Trotz Verbot halten Bangladesch manche am alten Brauchtum der Mitgift fest

Jasmin sagt, beide Parteien hätten vor der Hochzeit zugestimmt, dass es keine Mitgift gebe. Dann aber habe die Tante ihres Bräutigams Waren von ihr verlangt - und ihr Mann habe die Forderungen unterstützt. Ihr Ex-Bräutigam, der Lehrer Shaukat Ali Chan, widerspricht der Darstellung von Jasmin. Das sei ein Missverständnis gewesen und die Dinge würden schon wieder in Ordnung kommen, sagt er. Außerdem gebe es überhaupt keinen Grund, eine Mitgift zu fordern, seine Familie sei wohlhabend.

Als Jasmins Scheidung bewilligt wurde, kam ihre Geschichte an die Öffentlichkeit - und rückte damit auch das Problem der Mitgift wieder in den Fokus. "Viele Dinge haben sich im Laufe der Jahre geändert - bis auf die Einstellung gegenüber der Mitgift", sagt Ajesha Chanam von "Bangladesh Mahila Parishad". "Ich glaube, das ist die Manifestation einer extrem patriarchischen Denkweise. Wir müssen daran arbeiten, diese Haltung zu ändern, um die Würde der Frauen zu gewährleisten."

Staatsministerin Chowdhuri: Frauen müssen gestärkt werden

Die Staatsministerin für Frauen- und Kinderangelegenheiten, Schirin Scharmin Chowdhuri, betont, es gebe Gesetze um diesen Missbrauch zu verhindern. Diese reichten jedoch nicht aus. Sie sprach sich daher für eine großangelegte Kampagne aus, um die Aufmerksamkeit auf das Thema zu lenken. "Die Regierung hat eine ganze Reihe von Projekten initiiert, die zum Ziel haben, die Frauen zu stärken und eine passende Lösung zu finden, um dieses Problem loszuwerden", sagt sie.
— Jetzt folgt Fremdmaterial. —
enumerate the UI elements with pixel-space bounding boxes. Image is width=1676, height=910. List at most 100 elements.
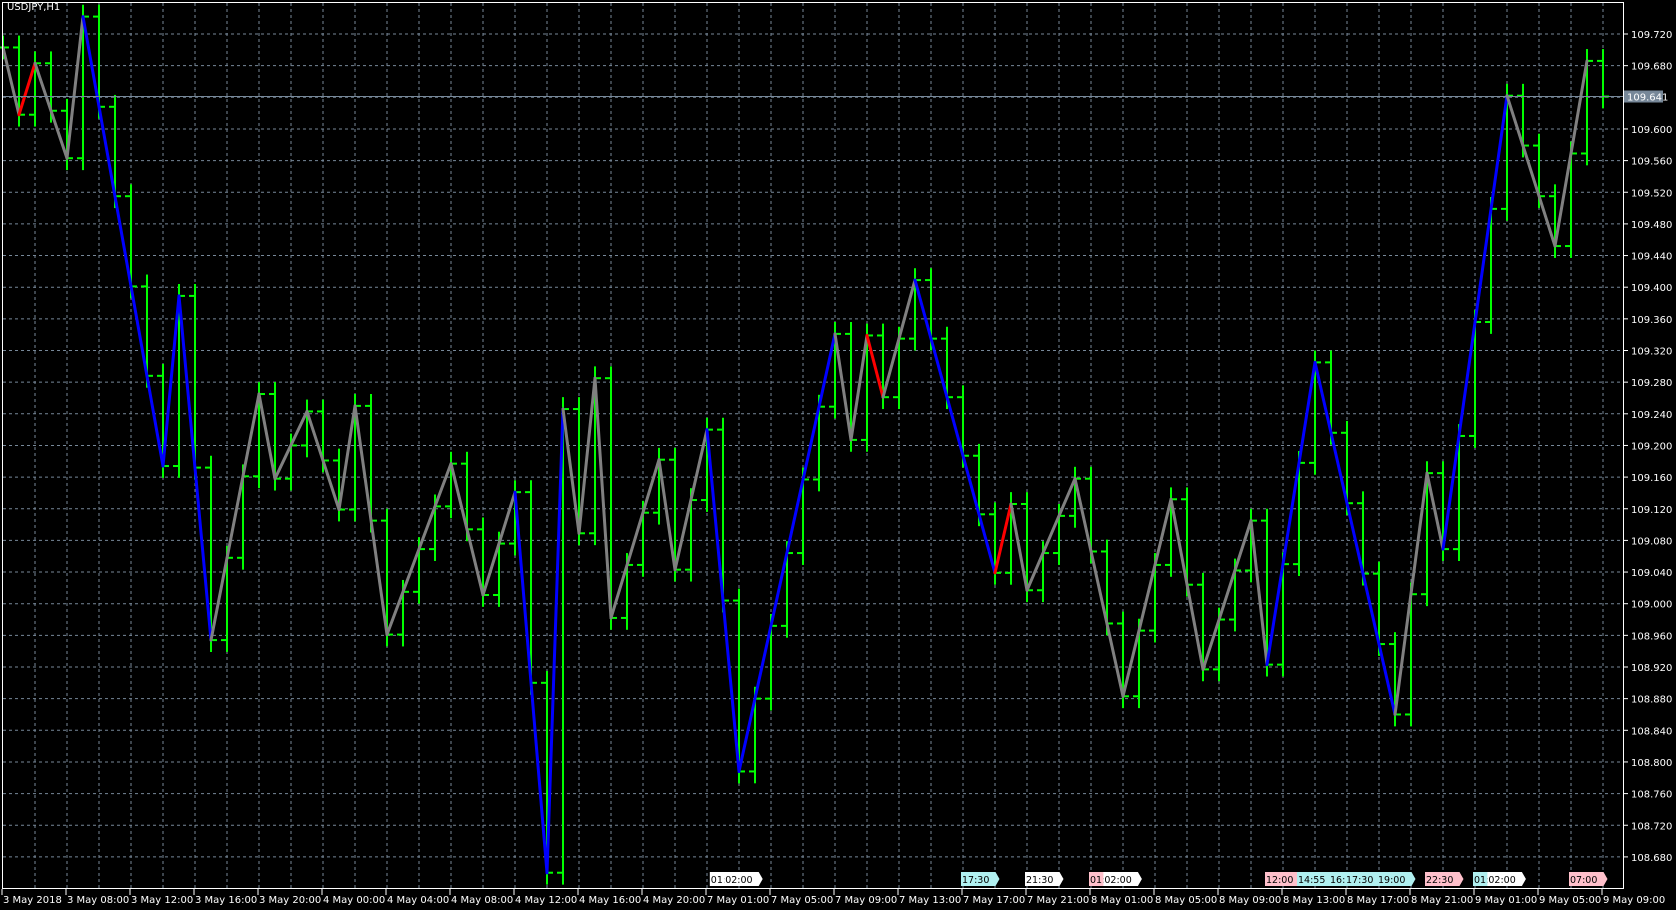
session-tags: 01: 02:00 17:30 21:30 01: 02:00 12:00 14:55 16: 1…: [709, 872, 1608, 886]
y-tick-label: 108.720: [1631, 821, 1672, 832]
zigzag-segment: [609, 458, 661, 620]
price-chart[interactable]: 109.641 109.720109.680109.600109.560109.…: [0, 0, 1676, 910]
session-tag-label: 07:00: [1570, 875, 1597, 886]
y-tick-label: 109.360: [1631, 315, 1672, 326]
zigzag-segment: [993, 502, 1013, 575]
x-tick-label: 7 May 13:00: [899, 895, 961, 906]
grid: [3, 3, 1623, 888]
y-tick-label: 109.040: [1631, 568, 1672, 579]
zigzag-segment: [337, 404, 357, 512]
zigzag-segment: [1441, 94, 1509, 551]
y-tick-label: 109.600: [1631, 125, 1672, 136]
x-tick-label: 3 May 12:00: [131, 895, 193, 906]
x-tick-label: 4 May 08:00: [451, 895, 513, 906]
zigzag-segment: [1505, 94, 1557, 248]
session-tag-label: 17:30: [1346, 875, 1373, 886]
y-tick-label: 109.720: [1631, 30, 1672, 41]
zigzag-segment: [209, 392, 261, 642]
x-tick-label: 4 May 12:00: [515, 895, 577, 906]
zigzag-segment: [577, 376, 597, 535]
zigzag-segment: [913, 278, 997, 575]
y-tick-label: 109.280: [1631, 378, 1672, 389]
y-tick-label: 109.400: [1631, 283, 1672, 294]
zigzag-segment: [1009, 502, 1029, 592]
x-tick-label: 4 May 16:00: [579, 895, 641, 906]
chart-title: USDJPY,H1: [7, 2, 61, 13]
session-tag-label: 01:: [1474, 875, 1489, 886]
zigzag-segment: [1073, 477, 1125, 698]
x-tick-label: 8 May 17:00: [1347, 895, 1409, 906]
zigzag-segment: [1, 45, 21, 117]
zigzag-segment: [545, 407, 565, 875]
zigzag-segment: [161, 294, 181, 468]
zigzag-segment: [737, 332, 837, 773]
y-tick-label: 109.680: [1631, 62, 1672, 73]
y-tick-label: 108.680: [1631, 853, 1672, 864]
x-tick-label: 4 May 00:00: [323, 895, 385, 906]
zigzag-segment: [561, 407, 581, 535]
session-tag-label: 19:00: [1378, 875, 1405, 886]
zigzag-segment: [17, 61, 37, 117]
y-tick-label: 108.960: [1631, 631, 1672, 642]
y-tick-label: 108.920: [1631, 663, 1672, 674]
y-tick-label: 109.480: [1631, 220, 1672, 231]
x-tick-label: 8 May 13:00: [1283, 895, 1345, 906]
x-tick-label: 8 May 09:00: [1219, 895, 1281, 906]
current-price-label: 109.641: [1627, 93, 1668, 104]
x-tick-label: 7 May 01:00: [707, 895, 769, 906]
zigzag-segment: [1025, 477, 1077, 592]
x-tick-label: 7 May 21:00: [1027, 895, 1089, 906]
session-tag-label: 16:: [1330, 875, 1345, 886]
y-tick-label: 109.440: [1631, 252, 1672, 263]
price-axis[interactable]: 109.720 109.680 109.600 109.560 109.520 109.4…: [1623, 30, 1672, 864]
session-tag-label: 14:55: [1298, 875, 1325, 886]
x-tick-label: 3 May 08:00: [67, 895, 129, 906]
zigzag-segment: [81, 15, 165, 468]
x-tick-label: 3 May 20:00: [259, 895, 321, 906]
zigzag-segment: [657, 458, 677, 572]
session-tag-label: 21:30: [1026, 875, 1053, 886]
y-tick-label: 108.840: [1631, 726, 1672, 737]
y-tick-label: 109.160: [1631, 473, 1672, 484]
x-tick-label: 8 May 21:00: [1411, 895, 1473, 906]
session-tag-label: 02:00: [725, 875, 752, 886]
zigzag-indicator: [1, 15, 1589, 875]
zigzag-segment: [1249, 519, 1269, 667]
zigzag-segment: [849, 333, 869, 442]
zigzag-segment: [257, 392, 277, 481]
x-tick-label: 3 May 2018: [3, 895, 62, 906]
x-tick-label: 4 May 04:00: [387, 895, 449, 906]
y-tick-label: 109.240: [1631, 410, 1672, 421]
x-tick-label: 9 May 01:00: [1475, 895, 1537, 906]
y-tick-label: 108.800: [1631, 758, 1672, 769]
x-tick-label: 7 May 05:00: [771, 895, 833, 906]
x-tick-label: 3 May 16:00: [195, 895, 257, 906]
session-tag-label: 02:00: [1488, 875, 1515, 886]
x-tick-label: 4 May 20:00: [643, 895, 705, 906]
x-tick-label: 8 May 01:00: [1091, 895, 1153, 906]
x-tick-label: 7 May 09:00: [835, 895, 897, 906]
session-tag-label: 01:: [1090, 875, 1105, 886]
x-tick-label: 8 May 05:00: [1155, 895, 1217, 906]
zigzag-segment: [1425, 471, 1445, 551]
zigzag-segment: [1313, 360, 1397, 716]
y-tick-label: 109.120: [1631, 505, 1672, 516]
session-tag-label: 12:00: [1266, 875, 1293, 886]
zigzag-segment: [833, 332, 853, 442]
x-tick-label: 7 May 17:00: [963, 895, 1025, 906]
zigzag-segment: [1201, 519, 1253, 671]
x-tick-label: 9 May 05:00: [1539, 895, 1601, 906]
y-tick-label: 109.560: [1631, 157, 1672, 168]
y-tick-label: 109.320: [1631, 347, 1672, 358]
ohlc-bars: [0, 4, 1609, 885]
current-price-line: 109.641: [3, 90, 1668, 104]
session-tag-label: 01:: [711, 875, 726, 886]
time-axis[interactable]: 3 May 2018 3 May 08:00 3 May 12:00 3 May 16…: [1, 889, 1665, 906]
y-tick-label: 109.520: [1631, 188, 1672, 199]
y-tick-label: 108.760: [1631, 790, 1672, 801]
zigzag-segment: [65, 15, 85, 160]
session-tag-label: 22:30: [1426, 875, 1453, 886]
y-tick-label: 108.880: [1631, 695, 1672, 706]
session-tag-label: 02:00: [1104, 875, 1131, 886]
zigzag-segment: [1265, 360, 1317, 667]
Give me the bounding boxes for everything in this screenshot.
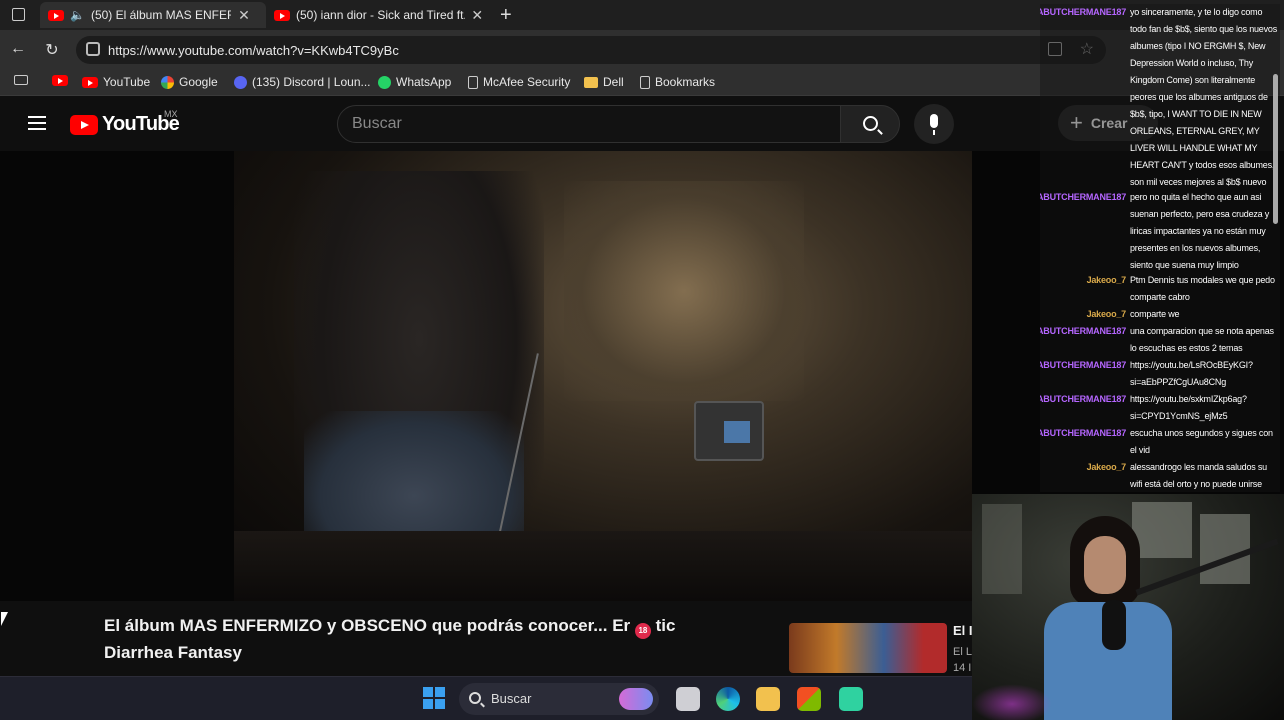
- bookmark-mcafee[interactable]: McAfee Security: [468, 75, 570, 89]
- search-button[interactable]: [840, 105, 900, 143]
- chat-message: DABUTCHERMANE187 https://youtu.be/LsROcB…: [1040, 357, 1280, 391]
- discord-icon: [234, 75, 247, 89]
- chat-text: comparte we: [1130, 309, 1180, 319]
- bookmark-whatsapp[interactable]: WhatsApp: [378, 75, 451, 89]
- chat-text: alessandrogo les manda saludos su wifi e…: [1130, 462, 1267, 489]
- speaker-icon[interactable]: 🔈: [70, 8, 85, 22]
- webcam-scene: [1102, 600, 1126, 650]
- chat-message: DABUTCHERMANE187 https://youtu.be/sxkmIZ…: [1040, 391, 1280, 425]
- webcam-scene: [982, 504, 1022, 594]
- site-info-icon[interactable]: [86, 42, 100, 56]
- video-scene: [234, 531, 972, 601]
- webcam-scene: [1132, 502, 1192, 558]
- new-tab-button[interactable]: +: [500, 4, 512, 27]
- page-icon: [640, 75, 650, 89]
- youtube-logo-icon: [70, 114, 98, 135]
- file-explorer-icon[interactable]: [756, 687, 780, 711]
- chat-username: Jakeoo_7: [1086, 275, 1127, 285]
- google-icon: [161, 75, 174, 89]
- widgets-icon: [619, 688, 653, 710]
- search-icon: [469, 692, 481, 704]
- video-player[interactable]: [234, 151, 972, 601]
- chat-username: DABUTCHERMANE187: [1040, 192, 1126, 202]
- bookmark-google[interactable]: Google: [161, 75, 218, 89]
- close-icon[interactable]: ✕: [237, 7, 251, 24]
- whatsapp-icon: [378, 75, 391, 89]
- url-text: https://www.youtube.com/watch?v=KKwb4TC9…: [108, 42, 399, 58]
- chat-text: pero no quita el hecho que aun asi suena…: [1130, 192, 1270, 270]
- search-icon: [863, 116, 878, 131]
- task-view-icon[interactable]: [676, 687, 700, 711]
- chat-message: Jakeoo_7 alessandrogo les manda saludos …: [1040, 459, 1280, 492]
- address-bar[interactable]: https://www.youtube.com/watch?v=KKwb4TC9…: [76, 36, 1106, 64]
- search-input[interactable]: Buscar: [337, 105, 841, 143]
- webcam-scene: [1084, 536, 1126, 594]
- chat-text: Ptm Dennis tus modales we que pedo compa…: [1130, 275, 1275, 302]
- page-icon: [468, 75, 478, 89]
- back-arrow-icon[interactable]: ←: [8, 40, 28, 58]
- chat-message: Jakeoo_7 comparte we: [1040, 306, 1280, 323]
- recommended-title[interactable]: El I: [953, 623, 973, 638]
- close-icon[interactable]: ✕: [471, 7, 484, 24]
- bookmark-dell[interactable]: Dell: [584, 75, 624, 89]
- webcam-overlay: [972, 494, 1284, 720]
- chat-username: DABUTCHERMANE187: [1040, 326, 1126, 336]
- bookmark-bookmarks[interactable]: Bookmarks: [640, 75, 715, 89]
- video-title: El álbum MAS ENFERMIZO y OBSCENO que pod…: [104, 616, 676, 662]
- webcam-scene: [972, 684, 1052, 720]
- youtube-favicon-icon: [274, 9, 290, 21]
- chat-message: DABUTCHERMANE187 una comparacion que se …: [1040, 323, 1280, 357]
- webcam-scene: [1200, 514, 1250, 584]
- bookmark-discord[interactable]: (135) Discord | Loun...: [234, 75, 371, 89]
- tab-actions-icon[interactable]: [12, 8, 25, 21]
- chat-message: DABUTCHERMANE187 yo sinceramente, y te l…: [1040, 4, 1280, 191]
- reload-icon[interactable]: ↻: [42, 40, 62, 60]
- folder-icon: [584, 76, 598, 88]
- tab-title: (50) iann dior - Sick and Tired ft. I: [296, 8, 465, 22]
- youtube-favicon-icon: [48, 9, 64, 21]
- bookmark-youtube-icon-only[interactable]: [52, 75, 68, 86]
- edge-icon[interactable]: [716, 687, 740, 711]
- stream-chat-overlay: DABUTCHERMANE187 yo sinceramente, y te l…: [1040, 4, 1280, 492]
- chat-username: DABUTCHERMANE187: [1040, 360, 1126, 370]
- voice-search-icon[interactable]: [914, 104, 954, 144]
- chat-text: una comparacion que se nota apenas lo es…: [1130, 326, 1274, 353]
- menu-icon[interactable]: [28, 116, 46, 130]
- bookmarks-hub-icon[interactable]: [14, 75, 28, 85]
- country-code: MX: [164, 109, 178, 119]
- video-scene: [564, 181, 804, 401]
- video-scene: [694, 401, 764, 461]
- chat-message: DABUTCHERMANE187 pero no quita el hecho …: [1040, 189, 1280, 274]
- chat-username: DABUTCHERMANE187: [1040, 394, 1126, 404]
- tab-music[interactable]: (50) iann dior - Sick and Tired ft. I ✕: [266, 2, 492, 28]
- mouse-cursor-icon: [1, 612, 8, 626]
- prohibited-18-icon: 18: [634, 623, 651, 639]
- chat-username: DABUTCHERMANE187: [1040, 428, 1126, 438]
- recommended-meta: El L 14 I: [953, 646, 972, 674]
- chat-text: https://youtu.be/LsROcBEyKGI?si=aEbPPZfC…: [1130, 360, 1253, 387]
- store-icon[interactable]: [797, 687, 821, 711]
- chat-username: DABUTCHERMANE187: [1040, 7, 1126, 17]
- windows-start-icon[interactable]: [423, 687, 445, 709]
- scrollbar[interactable]: [1273, 74, 1278, 224]
- youtube-logo[interactable]: YouTube MX: [70, 109, 180, 136]
- chat-username: Jakeoo_7: [1086, 309, 1127, 319]
- chat-text: https://youtu.be/sxkmIZkp6ag?si=CPYD1Ycm…: [1130, 394, 1247, 421]
- chat-message: DABUTCHERMANE187 escucha unos segundos y…: [1040, 425, 1280, 459]
- app-icon[interactable]: [839, 687, 863, 711]
- taskbar-search[interactable]: Buscar: [459, 683, 659, 715]
- chat-text: yo sinceramente, y te lo digo como todo …: [1130, 7, 1278, 187]
- bookmark-youtube[interactable]: YouTube: [82, 75, 150, 89]
- chat-text: escucha unos segundos y sigues con el vi…: [1130, 428, 1273, 455]
- recommended-thumbnail[interactable]: [789, 623, 947, 673]
- tab-title: (50) El álbum MAS ENFERMI: [90, 8, 231, 22]
- chat-message: Jakeoo_7 Ptm Dennis tus modales we que p…: [1040, 272, 1280, 306]
- windows-taskbar: Buscar: [0, 676, 972, 720]
- tab-video[interactable]: 🔈 (50) El álbum MAS ENFERMI ✕: [40, 2, 266, 28]
- youtube-icon: [82, 76, 98, 88]
- chat-username: Jakeoo_7: [1086, 462, 1127, 472]
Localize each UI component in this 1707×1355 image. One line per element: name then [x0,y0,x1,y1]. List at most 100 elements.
Auch Jannatul Akhter Rima, eine inzwischen geschiedene Frau, musste sich gegen Mitgiftforderungen wehren. Ihr Ehemann habe sie jeden zweiten Tag geschlagen, sagt sie - obwohl ihr Vater 50.000 Taka (etwa 456 Euro) gezahlt habe. Zum Vergleich: Das Bruttoinlandsprodukt von Bangladesch lag nach Angaben des Internationalen Währungsfonds 2011 pro Kopf bei 532 Euro. Nachdem Rima ihrem Ehemann weitere 20.000 Taka nicht geben konnte, schickte er die Scheidungspapiere.